Well, we could, why should we care? But let us say that you are a zoologist. Would you continue to employ this folk taxonomy and define a koala as a bear? You could, but if you insist that it is a bear zoologically, you might not be taken too seriously by your colleagues or by *future* generations. Similarly, I use the term Israeli for the following reasons:
(1) The term is much more accurate than Hebrew. Why not put the facts straight? If we chop off bear from koala-bear, we end up with koala. If we chop off Hebrew from hybrid Israeli Hebrew, we end up with Israeli, a lovely, elegant name.
(2) It could help to get my message across more clearly (otherwise, laymen might not realize that what I am trying to say is that Israeli is not like Modern English or Modern Greek)
(3) It is convenient to use it when discussing differences between Israeli and Hebrew, for example ‘The Israeli meaning of this Hebrew word is.’
Advantages (2) and (3) demonstrate that the term serves as a tool. However, I am also aware of the fact that the term itself might draw redundant fire from people, who might not make an effort to understand my model. I urge people not to overlook my arguments just because they want to continue to call this lovely language Hebrew. It is of great importance to keep in mind that my research is not just about terminology. It has ‘meat’ too, adding substance to our knowledge of history, sociology and language. If you are convinced by my theory but dislike the name Israeli, I would still regard my Beit Leyvik series as successful.
Terror attacks notwithstanding, I went to a Tel Aviv café the other day for a meal. Seeing Greek salad on the menu, I decided to play a small trick on the waitress. ‘Excuse me, but why is it called Greek salad?’ (slikhá, lama korím lezè salát yevaní?), I enquired. Clearly in a hurry, and impatient with such obvious questions, she answered nonchalantly, and a little arrogantly: ‘Can’t you see that it has Bulgarian cheese in it?!’ (ma z’toméret, atà lo roé sheyésh bezè gviná bulgarít?!).
It took her four seconds to realise the beautiful paradox in her explanation. Words can often bear a paradoxical relationship to their meaning. Yet, despite these obvious sense-reference, de re – de dicto contradictions, people rarely think twice about how appropriate the signifier they are using really is.

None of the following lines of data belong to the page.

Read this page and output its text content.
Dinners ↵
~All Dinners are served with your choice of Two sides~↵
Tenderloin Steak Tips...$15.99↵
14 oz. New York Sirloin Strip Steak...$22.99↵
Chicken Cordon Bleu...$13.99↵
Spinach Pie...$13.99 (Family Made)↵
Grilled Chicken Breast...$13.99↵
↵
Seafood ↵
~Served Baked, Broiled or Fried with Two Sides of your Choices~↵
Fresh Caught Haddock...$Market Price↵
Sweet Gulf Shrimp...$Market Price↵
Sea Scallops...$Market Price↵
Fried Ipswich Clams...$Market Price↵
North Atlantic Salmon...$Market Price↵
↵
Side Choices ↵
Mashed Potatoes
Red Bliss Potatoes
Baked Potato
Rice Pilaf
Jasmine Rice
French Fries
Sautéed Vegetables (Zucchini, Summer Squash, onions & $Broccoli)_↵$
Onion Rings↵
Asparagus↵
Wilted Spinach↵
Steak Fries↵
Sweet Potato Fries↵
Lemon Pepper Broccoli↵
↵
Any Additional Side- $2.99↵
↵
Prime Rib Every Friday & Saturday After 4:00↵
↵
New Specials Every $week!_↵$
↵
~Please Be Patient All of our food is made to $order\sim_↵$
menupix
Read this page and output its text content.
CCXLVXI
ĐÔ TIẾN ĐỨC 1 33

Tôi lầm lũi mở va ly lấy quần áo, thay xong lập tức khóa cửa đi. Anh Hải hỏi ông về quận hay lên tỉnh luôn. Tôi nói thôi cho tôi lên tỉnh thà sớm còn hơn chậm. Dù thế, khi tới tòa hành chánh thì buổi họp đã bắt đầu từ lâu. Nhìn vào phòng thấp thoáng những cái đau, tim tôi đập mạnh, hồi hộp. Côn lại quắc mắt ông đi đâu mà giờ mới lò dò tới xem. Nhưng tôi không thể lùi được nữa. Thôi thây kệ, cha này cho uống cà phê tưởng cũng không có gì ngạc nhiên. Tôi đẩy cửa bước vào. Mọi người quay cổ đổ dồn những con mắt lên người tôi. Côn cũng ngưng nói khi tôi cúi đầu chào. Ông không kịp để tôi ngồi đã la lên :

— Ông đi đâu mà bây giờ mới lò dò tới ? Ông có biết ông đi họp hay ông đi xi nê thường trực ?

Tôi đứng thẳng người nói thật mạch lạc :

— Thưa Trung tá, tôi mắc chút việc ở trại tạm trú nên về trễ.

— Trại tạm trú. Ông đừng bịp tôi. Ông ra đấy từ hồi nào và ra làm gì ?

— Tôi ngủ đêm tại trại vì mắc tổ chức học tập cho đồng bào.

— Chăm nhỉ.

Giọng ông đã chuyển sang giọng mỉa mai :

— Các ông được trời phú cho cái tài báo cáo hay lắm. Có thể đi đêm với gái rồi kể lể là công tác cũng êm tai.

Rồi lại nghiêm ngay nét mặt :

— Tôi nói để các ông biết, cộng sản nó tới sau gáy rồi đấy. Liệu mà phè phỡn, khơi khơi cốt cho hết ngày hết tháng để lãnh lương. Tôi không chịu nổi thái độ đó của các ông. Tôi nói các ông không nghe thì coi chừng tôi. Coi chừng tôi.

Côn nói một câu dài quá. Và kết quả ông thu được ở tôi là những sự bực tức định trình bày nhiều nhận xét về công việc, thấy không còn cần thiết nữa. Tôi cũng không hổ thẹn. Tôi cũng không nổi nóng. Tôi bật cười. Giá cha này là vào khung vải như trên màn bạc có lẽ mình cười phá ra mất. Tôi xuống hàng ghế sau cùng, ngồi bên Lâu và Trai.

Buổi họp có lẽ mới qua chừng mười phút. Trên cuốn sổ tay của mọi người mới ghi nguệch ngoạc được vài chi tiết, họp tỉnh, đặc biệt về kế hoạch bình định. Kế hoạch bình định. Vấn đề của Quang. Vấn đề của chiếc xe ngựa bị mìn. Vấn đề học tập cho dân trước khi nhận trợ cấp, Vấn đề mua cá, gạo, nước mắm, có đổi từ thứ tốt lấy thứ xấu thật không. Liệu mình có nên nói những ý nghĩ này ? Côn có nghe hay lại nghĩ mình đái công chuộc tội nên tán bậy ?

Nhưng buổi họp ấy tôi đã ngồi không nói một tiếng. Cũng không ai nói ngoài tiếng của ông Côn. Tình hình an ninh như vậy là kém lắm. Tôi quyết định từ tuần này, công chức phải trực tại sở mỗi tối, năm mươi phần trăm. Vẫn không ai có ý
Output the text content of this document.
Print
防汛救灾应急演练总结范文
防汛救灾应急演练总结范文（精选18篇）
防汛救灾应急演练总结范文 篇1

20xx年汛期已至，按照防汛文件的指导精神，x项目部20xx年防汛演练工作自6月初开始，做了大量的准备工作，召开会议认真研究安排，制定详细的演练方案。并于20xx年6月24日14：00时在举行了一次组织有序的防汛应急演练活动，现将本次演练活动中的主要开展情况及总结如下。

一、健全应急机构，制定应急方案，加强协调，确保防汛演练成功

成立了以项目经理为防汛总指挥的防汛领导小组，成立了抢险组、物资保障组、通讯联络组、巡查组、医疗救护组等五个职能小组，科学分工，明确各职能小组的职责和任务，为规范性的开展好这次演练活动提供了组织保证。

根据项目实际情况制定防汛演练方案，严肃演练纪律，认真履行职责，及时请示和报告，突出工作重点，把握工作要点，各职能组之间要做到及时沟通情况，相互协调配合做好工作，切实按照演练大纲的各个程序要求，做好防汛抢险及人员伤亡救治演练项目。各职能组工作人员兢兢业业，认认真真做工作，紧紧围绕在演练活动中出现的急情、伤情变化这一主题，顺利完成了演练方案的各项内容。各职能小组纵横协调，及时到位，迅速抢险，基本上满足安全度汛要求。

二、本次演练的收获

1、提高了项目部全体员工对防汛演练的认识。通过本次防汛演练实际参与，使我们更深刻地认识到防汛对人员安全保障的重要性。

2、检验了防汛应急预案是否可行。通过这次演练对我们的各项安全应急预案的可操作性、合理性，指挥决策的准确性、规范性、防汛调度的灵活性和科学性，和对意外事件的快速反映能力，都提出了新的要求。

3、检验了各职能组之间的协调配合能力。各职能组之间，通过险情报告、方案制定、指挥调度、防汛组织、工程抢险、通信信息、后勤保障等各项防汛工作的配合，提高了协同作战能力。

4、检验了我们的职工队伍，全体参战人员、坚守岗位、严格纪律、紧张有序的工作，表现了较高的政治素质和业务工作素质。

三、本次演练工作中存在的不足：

You might want to adopt the Selbstgefühl view, according to which native speakers have the right to think whatever they want about their own language. I would be the first to agree with you. However, as a linguist, I need to SEEK the truth about language. I do not by any means think that my research delivers the ultimate truth. I might well be wrong, but I am certain that my model brings us closer to the complex reality of the emergence of Israeli.